Stock AI artificial intelligence
  • Raymond James CEO Paul Reilly told Yahoo Finance how his company is using artificial intelligence. 
  • AI technology is "already here," he said, and it will only become more influential in the financial sector. 
  • Advisors at the company use a program that can highlight potential investment opportunities.

Artificial intelligence technology is already in the world of finance and will only become more influential, according to Raymond James CEO Paul Reilly. 

He told Yahoo Finance on Thursday that the company deploys AI in financial platforms that its advisors use. 

"When advisors get up every morning, they have a thing called 'Opportunities' and it talks about what's happening in portfolios," he explained.

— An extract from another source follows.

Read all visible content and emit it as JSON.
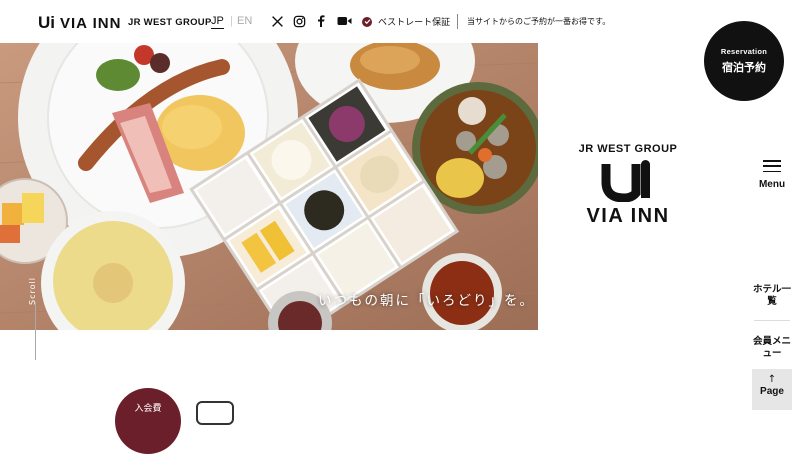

The AI can offer warning messages or investment opportunities for advisors to look into, or highlight how a portfolio is performing on a given day, Reilly said.

Then, the Raymond James advisors can use the information from the platform to help clients make decisions and also better determine what their clients are doing with their finances. 

Across the company, too, some documents and support processes are all handled with AI, Reilly said, which helps the firm save costs and provide better services. 

"[AI will] be continued to be used, and it's very very helpful to the advisor," Reilly maintained. "It's helpful to us in terms of support to see things that are going on, or supervision or compliance, so it'll be become a bigger and bigger part of the industry, but it's already here."

This year, the rise of OpenAI's ChatGPT has sparked a wave of interest in AI across financial markets, with obscure tech stocks rallying on the bot enthusiasm. 

The financial industry has been using AI for years, including trading algorithms. And in 2017,  AI Powered Equity ETF (AIEQ) was launched by ETF Managers Group in partnership with the fintech firm Equbot.

The fund leans on IBM's Watson supercomputer to balance its portfolio, and it's been outperforming the broader market so far this year.